Shai Weiss, CEO, Virgin Atlantic commented: “2020 has been the toughest year in our 36-year history. We have taken incredibly difficult decisions, reshaping and resizing the business to reduce costs, preserve cash and crucially, to protect as many jobs as possible. At the start of 2020, we were on course to return to profitability, however, few could have predicted the scale and impact of the global crisis that the Covid-19 pandemic would bring. Ongoing travel restrictions, border closures and country-wide lockdowns reduced demand for travel and drove unprecedented levels of customer refunds, with over £600 million processed by Virgin Atlantic during 2020.
“While we welcome the adoption of a risk-based traffic light framework and that progress is being made towards the resumption of international travel at scale from 17 May, it doesn’t go far enough, given that economic recovery and 500,000 UK jobs are at stake. Now we need certainty that the framework will allow for a phased removal of testing and quarantine. With world leading vaccination programmes in both the UK and US, and evidence to support safe reopening through testing, there is a clear opportunity to open up travel and no reason to delay beyond May 17.
“With the unwavering support of our people, our creditors and shareholders, Virgin Group and Delta Air Lines, we continue to bolster our balance sheet in anticipation of the resumption of international travel from May 17th. We remain confident that Virgin Atlantic will get back to its best for our people and our customers, emerging from the crisis a sustainably profitable airline.”
Oli Byers, CFO, Virgin Atlantic commented: “Our 2020 financial results reflect the immense challenges that our industry has faced due to the Covid-19 pandemic. Aviation was one of the first industries to be affected and will be one of the last to fully recover. Since February 2020, we have been guided by the single mission of ensuring Virgin Atlantic’s survival, through a laser focus on reducing our costs, preserving cash and protecting as many jobs as possible.
“We’re proud to have completed a £1.2bn privately funded, solvent recapitalisation with the continued support of our partners and shareholders, which enabled us to strengthen our balance sheet through a £200m investment from Virgin Group, reduced five-year fleet capex spend by £880m and £335m in cost savings. In January 2021 we further supported our liquidity position through the completion of the sale and leaseback of two 787s, and on 15 March 2021, we completed financing worth £160 million, including a further £97 million of shareholder support.
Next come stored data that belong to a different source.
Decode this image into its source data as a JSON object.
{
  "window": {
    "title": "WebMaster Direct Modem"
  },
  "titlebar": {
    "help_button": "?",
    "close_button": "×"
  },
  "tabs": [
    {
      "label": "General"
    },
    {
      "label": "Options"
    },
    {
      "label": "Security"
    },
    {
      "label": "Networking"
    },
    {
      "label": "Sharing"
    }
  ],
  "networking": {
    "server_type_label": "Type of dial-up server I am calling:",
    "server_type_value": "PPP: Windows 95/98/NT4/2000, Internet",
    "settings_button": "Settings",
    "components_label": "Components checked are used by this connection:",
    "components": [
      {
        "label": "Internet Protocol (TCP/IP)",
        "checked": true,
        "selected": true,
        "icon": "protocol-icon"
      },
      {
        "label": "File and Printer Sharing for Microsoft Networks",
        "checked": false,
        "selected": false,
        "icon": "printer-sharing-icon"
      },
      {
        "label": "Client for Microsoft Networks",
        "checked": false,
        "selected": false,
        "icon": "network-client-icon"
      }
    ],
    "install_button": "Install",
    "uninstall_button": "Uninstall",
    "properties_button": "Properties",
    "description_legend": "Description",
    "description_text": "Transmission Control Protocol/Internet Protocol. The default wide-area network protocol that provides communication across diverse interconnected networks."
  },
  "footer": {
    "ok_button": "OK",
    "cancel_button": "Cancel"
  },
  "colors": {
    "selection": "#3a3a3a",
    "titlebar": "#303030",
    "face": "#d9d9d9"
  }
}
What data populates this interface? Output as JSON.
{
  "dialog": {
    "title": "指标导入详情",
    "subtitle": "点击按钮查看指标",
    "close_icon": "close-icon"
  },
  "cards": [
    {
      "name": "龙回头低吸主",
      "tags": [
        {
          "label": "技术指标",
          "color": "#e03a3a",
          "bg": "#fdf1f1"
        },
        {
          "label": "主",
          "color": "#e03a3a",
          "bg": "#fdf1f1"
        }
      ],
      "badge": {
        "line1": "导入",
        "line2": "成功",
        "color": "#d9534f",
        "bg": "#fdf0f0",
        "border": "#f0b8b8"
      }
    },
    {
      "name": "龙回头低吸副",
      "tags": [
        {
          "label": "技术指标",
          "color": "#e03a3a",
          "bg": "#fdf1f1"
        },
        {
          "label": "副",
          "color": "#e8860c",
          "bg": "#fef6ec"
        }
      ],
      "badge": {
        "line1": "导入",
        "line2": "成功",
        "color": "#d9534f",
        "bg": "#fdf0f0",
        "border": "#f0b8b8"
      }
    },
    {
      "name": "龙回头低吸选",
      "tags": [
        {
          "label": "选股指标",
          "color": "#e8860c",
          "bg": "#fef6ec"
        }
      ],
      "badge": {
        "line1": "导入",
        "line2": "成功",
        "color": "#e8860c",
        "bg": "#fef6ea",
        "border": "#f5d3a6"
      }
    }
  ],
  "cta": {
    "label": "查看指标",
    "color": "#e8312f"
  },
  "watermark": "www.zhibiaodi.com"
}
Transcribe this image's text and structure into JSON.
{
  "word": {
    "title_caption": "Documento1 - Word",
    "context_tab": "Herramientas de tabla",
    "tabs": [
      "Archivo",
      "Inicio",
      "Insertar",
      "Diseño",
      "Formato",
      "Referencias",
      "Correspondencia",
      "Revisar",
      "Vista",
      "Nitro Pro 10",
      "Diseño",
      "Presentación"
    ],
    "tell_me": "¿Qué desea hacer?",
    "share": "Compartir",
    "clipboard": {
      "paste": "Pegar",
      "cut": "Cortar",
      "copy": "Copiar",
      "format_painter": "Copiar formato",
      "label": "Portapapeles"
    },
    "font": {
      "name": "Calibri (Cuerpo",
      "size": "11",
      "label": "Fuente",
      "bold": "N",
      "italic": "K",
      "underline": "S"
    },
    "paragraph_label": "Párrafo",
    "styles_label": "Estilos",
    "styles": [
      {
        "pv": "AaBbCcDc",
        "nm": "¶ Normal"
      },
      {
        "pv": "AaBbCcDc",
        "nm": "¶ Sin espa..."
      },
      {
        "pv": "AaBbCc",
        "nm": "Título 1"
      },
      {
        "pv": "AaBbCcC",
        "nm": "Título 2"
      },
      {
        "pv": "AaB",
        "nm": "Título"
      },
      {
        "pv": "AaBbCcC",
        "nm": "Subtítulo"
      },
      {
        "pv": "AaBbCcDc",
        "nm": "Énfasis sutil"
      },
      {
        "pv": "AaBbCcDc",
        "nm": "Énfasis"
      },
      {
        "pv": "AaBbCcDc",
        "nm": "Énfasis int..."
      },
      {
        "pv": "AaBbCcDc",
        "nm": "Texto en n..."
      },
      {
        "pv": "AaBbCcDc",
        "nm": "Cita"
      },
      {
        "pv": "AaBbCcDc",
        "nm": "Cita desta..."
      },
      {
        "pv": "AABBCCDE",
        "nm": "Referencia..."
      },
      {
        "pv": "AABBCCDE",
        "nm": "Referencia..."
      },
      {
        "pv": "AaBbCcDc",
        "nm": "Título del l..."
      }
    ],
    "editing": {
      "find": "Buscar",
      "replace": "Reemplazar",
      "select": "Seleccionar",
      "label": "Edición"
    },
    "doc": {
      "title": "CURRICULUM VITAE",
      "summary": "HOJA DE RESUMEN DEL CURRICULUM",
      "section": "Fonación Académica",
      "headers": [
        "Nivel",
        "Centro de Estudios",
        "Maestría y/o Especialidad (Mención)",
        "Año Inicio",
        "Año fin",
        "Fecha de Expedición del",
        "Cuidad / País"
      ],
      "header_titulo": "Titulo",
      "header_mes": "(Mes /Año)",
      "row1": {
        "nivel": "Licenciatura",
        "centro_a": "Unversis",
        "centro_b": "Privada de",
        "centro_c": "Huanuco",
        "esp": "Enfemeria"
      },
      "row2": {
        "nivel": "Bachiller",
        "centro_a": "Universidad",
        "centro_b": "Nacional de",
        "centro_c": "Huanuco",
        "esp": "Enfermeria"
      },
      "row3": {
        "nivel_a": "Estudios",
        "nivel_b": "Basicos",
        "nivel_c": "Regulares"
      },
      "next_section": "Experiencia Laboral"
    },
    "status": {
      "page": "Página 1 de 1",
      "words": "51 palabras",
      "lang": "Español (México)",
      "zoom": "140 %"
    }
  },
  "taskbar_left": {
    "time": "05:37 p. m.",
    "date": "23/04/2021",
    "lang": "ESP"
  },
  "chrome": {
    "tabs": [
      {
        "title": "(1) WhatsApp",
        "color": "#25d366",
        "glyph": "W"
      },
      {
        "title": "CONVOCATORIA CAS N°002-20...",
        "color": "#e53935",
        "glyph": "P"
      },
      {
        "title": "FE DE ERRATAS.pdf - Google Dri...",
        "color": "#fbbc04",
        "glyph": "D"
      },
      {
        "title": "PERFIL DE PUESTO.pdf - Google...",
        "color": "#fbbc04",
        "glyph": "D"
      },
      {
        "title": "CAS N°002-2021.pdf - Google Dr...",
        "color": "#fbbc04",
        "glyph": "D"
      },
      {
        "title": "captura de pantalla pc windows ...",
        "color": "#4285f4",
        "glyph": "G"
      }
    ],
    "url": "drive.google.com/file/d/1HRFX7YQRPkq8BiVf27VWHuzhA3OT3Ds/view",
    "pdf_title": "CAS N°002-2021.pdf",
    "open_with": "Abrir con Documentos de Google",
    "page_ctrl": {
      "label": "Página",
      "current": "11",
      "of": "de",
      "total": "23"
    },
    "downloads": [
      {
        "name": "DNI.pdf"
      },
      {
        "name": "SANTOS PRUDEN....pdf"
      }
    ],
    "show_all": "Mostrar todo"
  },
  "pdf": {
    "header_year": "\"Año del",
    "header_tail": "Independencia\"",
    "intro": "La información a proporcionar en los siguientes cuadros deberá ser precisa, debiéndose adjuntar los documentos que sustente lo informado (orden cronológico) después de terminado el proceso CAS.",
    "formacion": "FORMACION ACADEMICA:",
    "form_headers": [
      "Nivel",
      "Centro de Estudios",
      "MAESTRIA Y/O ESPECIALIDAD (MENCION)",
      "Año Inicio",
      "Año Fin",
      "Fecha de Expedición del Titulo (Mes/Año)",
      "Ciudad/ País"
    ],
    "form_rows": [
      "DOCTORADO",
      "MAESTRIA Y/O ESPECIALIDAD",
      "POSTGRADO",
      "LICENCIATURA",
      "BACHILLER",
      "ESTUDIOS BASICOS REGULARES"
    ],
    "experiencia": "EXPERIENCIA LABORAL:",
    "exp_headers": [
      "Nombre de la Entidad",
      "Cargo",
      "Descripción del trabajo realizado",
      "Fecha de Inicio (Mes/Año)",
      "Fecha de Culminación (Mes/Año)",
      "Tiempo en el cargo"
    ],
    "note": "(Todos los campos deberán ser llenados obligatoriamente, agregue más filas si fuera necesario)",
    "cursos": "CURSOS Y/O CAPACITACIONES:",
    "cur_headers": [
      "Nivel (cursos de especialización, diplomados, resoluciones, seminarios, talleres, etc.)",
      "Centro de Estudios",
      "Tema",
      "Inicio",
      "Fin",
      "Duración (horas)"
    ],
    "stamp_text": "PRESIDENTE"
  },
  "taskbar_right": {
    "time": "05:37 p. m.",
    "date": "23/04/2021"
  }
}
“With the successful mass rollout of vaccines and the implementation of testing regimes, customers are booking for travel for Q2 2021 and beyond. Meanwhile, on the back of a record 2020, operating nearly 4,000 cargo only sectors, carrying more than 7,000 tonnes of PPE and delivering £319 million in revenues, Virgin Atlantic Cargo continues to keep global supply chains running.”